False alarm of missile attack throws Hawaii into panic

news
15 January 2018

Residents and visitors in Hawaii were thrown into a panic on Saturday by a false missile alarm, with many saying they thought they were going to die.

The alert of an incoming ballistic missile was sent wrongly on Saturday morning by an emergency system worker.

Victims of the ordeal spoke of hysteria and panicked evacuations.

Vacationer Jocelyn Azbell had just woken up in her Maui hotel when she was hurried into the hotel's basement to take shelter from an incoming ballistic missile.

"You're thinking, 'Oh my gosh, are we going to die? Is it really a missile (headed) our way, or is it just a test?" the 24-year-old told CNN. "We really didn't know."

Azbell, her boyfriend and hundreds of other hotel guests were "herded like cows" into the basement by staff. "People are crying and people obviously were super scared," she said.

The human error turned the island paradise upside down. People crawled under tables in cafes, were ushered into military hangars and huddled around televisions to watch the news for the latest developments.

"It was a mistake made during a standard procedure at the changeover of a shift, and an employee pushed the wrong button," said Hawaii Governor David Ige.

Hassan Deen, a student at Hawaii Pacific University, told the BBC the alert sparked a frenzy, and he was locked for 47 minutes with 29 other students in a room with rubbish bins.

Emma Hine, who is visiting Hawaii from the UK, told the BBC, "It was one of the worst experiences because I actually thought we were going to die... everyone was genuinely terrified."

Her son, Lewis, a disability campaigner, suffered a seizure due to stress.

Marathon runner Lucja Leonard said she had heard of children being "pushed into drainpipes to get them protected".

The false alarm sparked recriminations, with state officials apologising and President Donald Trump's response called into question - he was reportedly playing golf when the incident occurred.

It was a mistake by an employee at Hawaii's Emergency Management Agency (EMA) who "pushed the wrong button" during procedures that occur during the handover of a shift.

The message was reportedly sent despite an onscreen prompt requesting confirmation.

Mobile phone users received the message at 08:07 (18:07 GMT): "Ballistic missile threat inbound to Hawaii.
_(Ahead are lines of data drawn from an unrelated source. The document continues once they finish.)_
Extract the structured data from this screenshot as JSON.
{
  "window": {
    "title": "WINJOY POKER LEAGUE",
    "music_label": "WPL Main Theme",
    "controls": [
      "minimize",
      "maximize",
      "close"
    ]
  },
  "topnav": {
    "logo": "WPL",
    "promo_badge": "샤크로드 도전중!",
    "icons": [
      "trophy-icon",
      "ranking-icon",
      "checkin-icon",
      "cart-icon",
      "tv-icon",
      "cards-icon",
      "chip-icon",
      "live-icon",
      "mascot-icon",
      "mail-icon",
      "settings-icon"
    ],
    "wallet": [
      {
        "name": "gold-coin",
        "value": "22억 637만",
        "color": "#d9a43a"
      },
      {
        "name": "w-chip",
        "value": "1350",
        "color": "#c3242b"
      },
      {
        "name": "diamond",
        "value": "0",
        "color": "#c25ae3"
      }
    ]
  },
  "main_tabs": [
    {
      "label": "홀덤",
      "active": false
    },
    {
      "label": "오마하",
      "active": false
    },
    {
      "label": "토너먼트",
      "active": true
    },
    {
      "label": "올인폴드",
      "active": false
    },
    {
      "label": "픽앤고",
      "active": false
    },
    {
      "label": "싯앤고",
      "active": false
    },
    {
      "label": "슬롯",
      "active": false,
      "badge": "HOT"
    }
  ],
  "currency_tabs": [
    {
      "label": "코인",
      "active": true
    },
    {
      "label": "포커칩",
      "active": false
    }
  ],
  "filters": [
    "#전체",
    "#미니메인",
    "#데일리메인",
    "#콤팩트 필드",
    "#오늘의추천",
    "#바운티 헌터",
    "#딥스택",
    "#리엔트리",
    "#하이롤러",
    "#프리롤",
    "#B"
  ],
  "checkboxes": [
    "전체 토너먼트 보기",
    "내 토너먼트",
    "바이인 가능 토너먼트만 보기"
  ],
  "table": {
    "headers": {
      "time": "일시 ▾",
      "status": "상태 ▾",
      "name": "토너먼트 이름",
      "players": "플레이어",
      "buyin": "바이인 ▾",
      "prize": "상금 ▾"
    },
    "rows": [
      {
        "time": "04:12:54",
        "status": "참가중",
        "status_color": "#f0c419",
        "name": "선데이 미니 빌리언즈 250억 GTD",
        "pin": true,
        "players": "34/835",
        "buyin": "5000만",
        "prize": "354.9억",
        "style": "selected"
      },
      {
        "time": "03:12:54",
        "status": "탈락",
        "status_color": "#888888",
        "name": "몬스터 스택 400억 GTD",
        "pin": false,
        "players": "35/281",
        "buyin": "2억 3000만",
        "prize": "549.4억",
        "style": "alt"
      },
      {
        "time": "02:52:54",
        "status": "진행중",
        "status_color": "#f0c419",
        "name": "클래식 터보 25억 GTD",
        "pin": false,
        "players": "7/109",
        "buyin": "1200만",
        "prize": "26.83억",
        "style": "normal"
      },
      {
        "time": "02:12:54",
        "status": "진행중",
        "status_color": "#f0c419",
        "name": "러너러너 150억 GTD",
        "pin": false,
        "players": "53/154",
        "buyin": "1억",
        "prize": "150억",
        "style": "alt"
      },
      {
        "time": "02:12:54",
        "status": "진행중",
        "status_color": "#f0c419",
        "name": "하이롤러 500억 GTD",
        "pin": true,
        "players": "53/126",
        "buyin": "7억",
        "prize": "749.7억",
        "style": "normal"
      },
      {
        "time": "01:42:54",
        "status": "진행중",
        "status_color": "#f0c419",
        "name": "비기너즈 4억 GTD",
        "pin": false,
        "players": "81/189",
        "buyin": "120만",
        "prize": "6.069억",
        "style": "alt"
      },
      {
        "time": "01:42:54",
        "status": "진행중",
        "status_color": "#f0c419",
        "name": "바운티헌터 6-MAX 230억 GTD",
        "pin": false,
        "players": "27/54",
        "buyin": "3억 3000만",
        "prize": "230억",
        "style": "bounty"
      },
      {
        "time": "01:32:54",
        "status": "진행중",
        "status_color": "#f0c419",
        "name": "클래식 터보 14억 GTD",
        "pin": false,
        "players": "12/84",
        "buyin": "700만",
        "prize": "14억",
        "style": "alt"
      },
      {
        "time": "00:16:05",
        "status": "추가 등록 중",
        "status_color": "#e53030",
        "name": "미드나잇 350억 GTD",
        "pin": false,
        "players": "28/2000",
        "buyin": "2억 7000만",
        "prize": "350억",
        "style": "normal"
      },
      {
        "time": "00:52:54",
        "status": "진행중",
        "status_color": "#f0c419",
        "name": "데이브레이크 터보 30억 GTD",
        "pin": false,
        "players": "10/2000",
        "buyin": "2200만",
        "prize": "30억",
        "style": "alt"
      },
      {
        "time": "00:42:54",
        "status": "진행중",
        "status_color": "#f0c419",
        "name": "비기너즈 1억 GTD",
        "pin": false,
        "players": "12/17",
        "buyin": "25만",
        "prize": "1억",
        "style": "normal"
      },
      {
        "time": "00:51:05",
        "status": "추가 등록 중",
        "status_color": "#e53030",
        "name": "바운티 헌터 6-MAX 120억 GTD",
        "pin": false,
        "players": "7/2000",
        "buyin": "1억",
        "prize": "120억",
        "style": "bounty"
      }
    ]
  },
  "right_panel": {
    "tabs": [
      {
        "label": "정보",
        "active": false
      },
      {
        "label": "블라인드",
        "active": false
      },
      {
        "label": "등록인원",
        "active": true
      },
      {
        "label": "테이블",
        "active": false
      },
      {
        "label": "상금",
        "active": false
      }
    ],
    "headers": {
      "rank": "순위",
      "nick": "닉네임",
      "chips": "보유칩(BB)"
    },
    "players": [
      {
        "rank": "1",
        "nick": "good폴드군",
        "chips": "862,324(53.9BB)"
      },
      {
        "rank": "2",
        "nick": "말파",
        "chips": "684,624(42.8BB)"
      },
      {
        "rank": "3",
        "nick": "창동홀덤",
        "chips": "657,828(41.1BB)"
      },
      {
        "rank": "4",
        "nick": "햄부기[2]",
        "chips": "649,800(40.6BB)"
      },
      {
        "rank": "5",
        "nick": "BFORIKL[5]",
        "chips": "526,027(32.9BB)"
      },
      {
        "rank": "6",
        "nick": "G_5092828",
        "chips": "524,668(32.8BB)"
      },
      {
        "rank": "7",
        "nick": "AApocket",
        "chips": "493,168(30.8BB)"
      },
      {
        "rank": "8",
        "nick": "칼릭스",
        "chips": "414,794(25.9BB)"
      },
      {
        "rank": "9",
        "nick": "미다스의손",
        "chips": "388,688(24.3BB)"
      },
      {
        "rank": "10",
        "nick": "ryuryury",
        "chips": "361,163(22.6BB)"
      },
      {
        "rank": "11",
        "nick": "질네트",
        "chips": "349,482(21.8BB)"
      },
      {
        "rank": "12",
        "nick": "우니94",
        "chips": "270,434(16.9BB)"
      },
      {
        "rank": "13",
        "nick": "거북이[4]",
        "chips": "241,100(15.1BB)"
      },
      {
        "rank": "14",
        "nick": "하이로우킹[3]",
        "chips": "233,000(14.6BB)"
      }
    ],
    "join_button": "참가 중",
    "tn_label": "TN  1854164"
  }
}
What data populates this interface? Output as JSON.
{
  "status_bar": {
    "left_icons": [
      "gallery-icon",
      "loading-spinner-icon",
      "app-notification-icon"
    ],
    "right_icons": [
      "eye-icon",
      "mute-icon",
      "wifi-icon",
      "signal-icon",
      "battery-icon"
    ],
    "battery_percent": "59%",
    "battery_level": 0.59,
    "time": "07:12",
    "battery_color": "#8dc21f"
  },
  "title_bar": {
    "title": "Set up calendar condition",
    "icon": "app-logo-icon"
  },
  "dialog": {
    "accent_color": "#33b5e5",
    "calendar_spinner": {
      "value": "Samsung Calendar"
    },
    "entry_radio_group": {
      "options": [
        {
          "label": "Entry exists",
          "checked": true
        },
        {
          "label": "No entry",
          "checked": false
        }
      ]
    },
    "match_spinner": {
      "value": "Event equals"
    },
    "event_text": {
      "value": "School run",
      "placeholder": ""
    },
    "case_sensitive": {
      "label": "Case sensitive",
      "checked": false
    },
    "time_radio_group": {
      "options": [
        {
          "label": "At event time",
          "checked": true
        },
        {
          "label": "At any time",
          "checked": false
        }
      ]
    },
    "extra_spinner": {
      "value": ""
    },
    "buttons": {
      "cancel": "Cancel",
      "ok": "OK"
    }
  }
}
Seek immediate shelter. This is not a drill."

The alert was corrected by email 18 minutes later but there was no follow-up mobile text for 38 minutes, the Honolulu Star-Advertiser reports.

The alert system is in place because of the potential proximity of Hawaii to North Korean missiles.

A federal investigation has started in the state and officials said they would work to ensure such a false alarm never happened again.

State lawmakers are going to hold a hearing next Friday.